Monday, September 12, 2005

Bogus Resolve May Win Elections, But It Doesn't Make Us Safer

America observed the fourth anniversary of the terror attacks of 2001 yesterday with heartfelt ceremonies honoring those who died and the brave first responders who sacrificed their lives to lessen that day's horrible toll. And, the day after that observance, somewhere in our nation, husbands, wives, children and parents are staring longingly at pictures of loved ones killed and remembering the day that forever changed their lives.

At the same time, somewhere in Pakistan or Afghanistan, Osama bin Laden is laughing his ass off knowing that it was he who caused all this pain, he who became the central object of the American President's contrived determination and he who, four years later, is still running free to plan his next attack.


George W. Bush's approval rating soared into the 90s when he traveled to Manhattan on September 14, 2001, stood with rescue workers amid the World Trade Center ruins and proclaimed "I can hear you. The rest of the world hears you. And the people who knocked down these buildings will hear all of us soon."


Stirring stuff, to be sure. But, as we have found about this president over the last five years, it was simply a well-timed photo op, which he had preceded the day before by saying that he would get the man responsible for our national tragedy, dead or alive.
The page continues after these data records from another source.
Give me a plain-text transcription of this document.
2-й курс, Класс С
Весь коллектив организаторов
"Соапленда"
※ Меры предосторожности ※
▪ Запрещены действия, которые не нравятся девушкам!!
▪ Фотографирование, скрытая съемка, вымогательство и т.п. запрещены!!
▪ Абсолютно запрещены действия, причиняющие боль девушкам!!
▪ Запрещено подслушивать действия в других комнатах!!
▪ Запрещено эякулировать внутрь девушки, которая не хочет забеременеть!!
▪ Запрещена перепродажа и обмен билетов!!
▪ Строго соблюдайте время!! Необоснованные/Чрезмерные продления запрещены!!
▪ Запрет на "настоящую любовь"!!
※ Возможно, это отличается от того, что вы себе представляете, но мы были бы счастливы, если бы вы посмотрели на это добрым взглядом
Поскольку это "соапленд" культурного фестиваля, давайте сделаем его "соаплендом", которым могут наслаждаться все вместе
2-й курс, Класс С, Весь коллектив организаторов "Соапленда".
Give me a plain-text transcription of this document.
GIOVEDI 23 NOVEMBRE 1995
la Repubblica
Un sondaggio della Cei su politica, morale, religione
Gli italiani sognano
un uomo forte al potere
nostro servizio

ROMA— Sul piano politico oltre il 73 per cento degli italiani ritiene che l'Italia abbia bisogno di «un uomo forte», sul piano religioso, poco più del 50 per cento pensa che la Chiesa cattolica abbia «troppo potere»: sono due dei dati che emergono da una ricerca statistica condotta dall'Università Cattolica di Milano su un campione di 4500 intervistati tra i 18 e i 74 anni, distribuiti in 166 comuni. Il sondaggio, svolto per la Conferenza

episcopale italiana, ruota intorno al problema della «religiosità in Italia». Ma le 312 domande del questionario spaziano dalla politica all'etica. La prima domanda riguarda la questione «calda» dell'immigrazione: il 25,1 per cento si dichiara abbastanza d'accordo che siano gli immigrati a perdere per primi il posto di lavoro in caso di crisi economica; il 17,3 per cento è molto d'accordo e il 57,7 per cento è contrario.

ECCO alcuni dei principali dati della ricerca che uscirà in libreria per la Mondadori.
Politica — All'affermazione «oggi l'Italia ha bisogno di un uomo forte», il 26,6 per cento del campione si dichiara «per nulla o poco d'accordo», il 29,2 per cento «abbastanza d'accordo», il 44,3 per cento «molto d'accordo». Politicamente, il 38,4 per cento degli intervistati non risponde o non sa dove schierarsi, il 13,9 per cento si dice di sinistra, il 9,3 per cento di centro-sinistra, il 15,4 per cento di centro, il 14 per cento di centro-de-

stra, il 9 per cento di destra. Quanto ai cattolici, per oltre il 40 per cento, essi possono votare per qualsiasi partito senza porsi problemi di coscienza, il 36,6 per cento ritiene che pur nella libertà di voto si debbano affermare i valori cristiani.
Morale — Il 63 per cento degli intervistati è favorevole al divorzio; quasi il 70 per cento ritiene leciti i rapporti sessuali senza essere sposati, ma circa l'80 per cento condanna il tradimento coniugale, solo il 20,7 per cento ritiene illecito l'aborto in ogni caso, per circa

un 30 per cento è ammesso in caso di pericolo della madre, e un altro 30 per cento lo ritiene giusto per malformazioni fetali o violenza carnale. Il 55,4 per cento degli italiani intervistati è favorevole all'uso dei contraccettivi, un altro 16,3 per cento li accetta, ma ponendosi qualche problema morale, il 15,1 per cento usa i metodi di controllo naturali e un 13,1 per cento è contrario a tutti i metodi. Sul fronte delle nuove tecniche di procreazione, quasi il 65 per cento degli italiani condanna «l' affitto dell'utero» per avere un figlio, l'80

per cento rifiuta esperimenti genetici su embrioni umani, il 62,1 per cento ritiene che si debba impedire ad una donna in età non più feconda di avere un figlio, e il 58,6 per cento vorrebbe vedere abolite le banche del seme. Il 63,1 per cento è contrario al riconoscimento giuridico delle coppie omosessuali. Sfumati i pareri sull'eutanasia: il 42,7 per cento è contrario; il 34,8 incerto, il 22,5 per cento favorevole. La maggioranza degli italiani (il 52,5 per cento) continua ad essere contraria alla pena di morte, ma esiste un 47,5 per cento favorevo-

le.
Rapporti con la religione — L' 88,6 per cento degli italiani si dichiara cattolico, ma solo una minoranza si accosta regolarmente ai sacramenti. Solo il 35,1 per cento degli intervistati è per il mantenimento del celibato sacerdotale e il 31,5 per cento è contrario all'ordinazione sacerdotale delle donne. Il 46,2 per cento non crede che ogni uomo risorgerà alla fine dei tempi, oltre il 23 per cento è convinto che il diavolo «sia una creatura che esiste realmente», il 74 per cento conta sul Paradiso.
"The most important thing is for us to find Osama bin Laden. It is our number one priority and we will not rest until we find him," said a stern President Bush.


Ironically, the man who took such joy last year in accusing John Kerry of being a flip-flopper, changed his mind just six months later.


"I don't know where bin Laden is. I have no idea and really don't care. It's not that important. It's not our priority," said the suddenly non-resolute Bush.


Despite clear evidence to the contrary, enough voters bought into Bush's facade of Gary-Cooper determination and steadfastness to return him to the White House last year.


Since then, the Bush administration has done its best to make people forget that it was Al Qaeda, hosted by the Taliban in Afghanistan, that actually attacked our country. And Osama bin Laden has now been on the loose for 1,456 days since our tough-guy Commander-in-Chief vowed to bring him to justice.


There have never been more than 20,000 American troops in Afghanistan – we've had as many as 150,000 deployed in the Iraq quagmire – and we have gotten just about as much of bin Laden as the president's bluster could deliver.


I guess resolve just isn't what it used to be.


Meanwhile, we are approaching 2,000 military dead in Iraq, have turned Baghdad into the "American Idol" of global terrorism and have succeeded only in seeing that country becoming a fully Islamic Republic. I'm sure Osama bin Laden is pretty steamed about that development as well.


The right-wing likes to say that we liberals are helping the terrorists by pointing out how weak the Bush administration has actually been in the true war on terror – to the point of accusing Cindy Sheehan, who lost her son in Iraq, of "aiding and abetting the enemy."


While I have no doubt that terrorists understand the massive opposition that President Bush has engendered in his own country, they are far more emboldened and enabled by an American leader whose every move is politically motivated, whose resolve is so fleeting and whose threats are so empty.


We are now four years removed from September 11, 2001 and, thanks to Team Bush and the Republican party, are infinitely less safe than we were before the attacks. They have used 9/11 for every conceivable political advantage while doing very little to see that the people who knocked down our buildings and killed our people "hear all of us."


And that is something we should all resolve to never forget.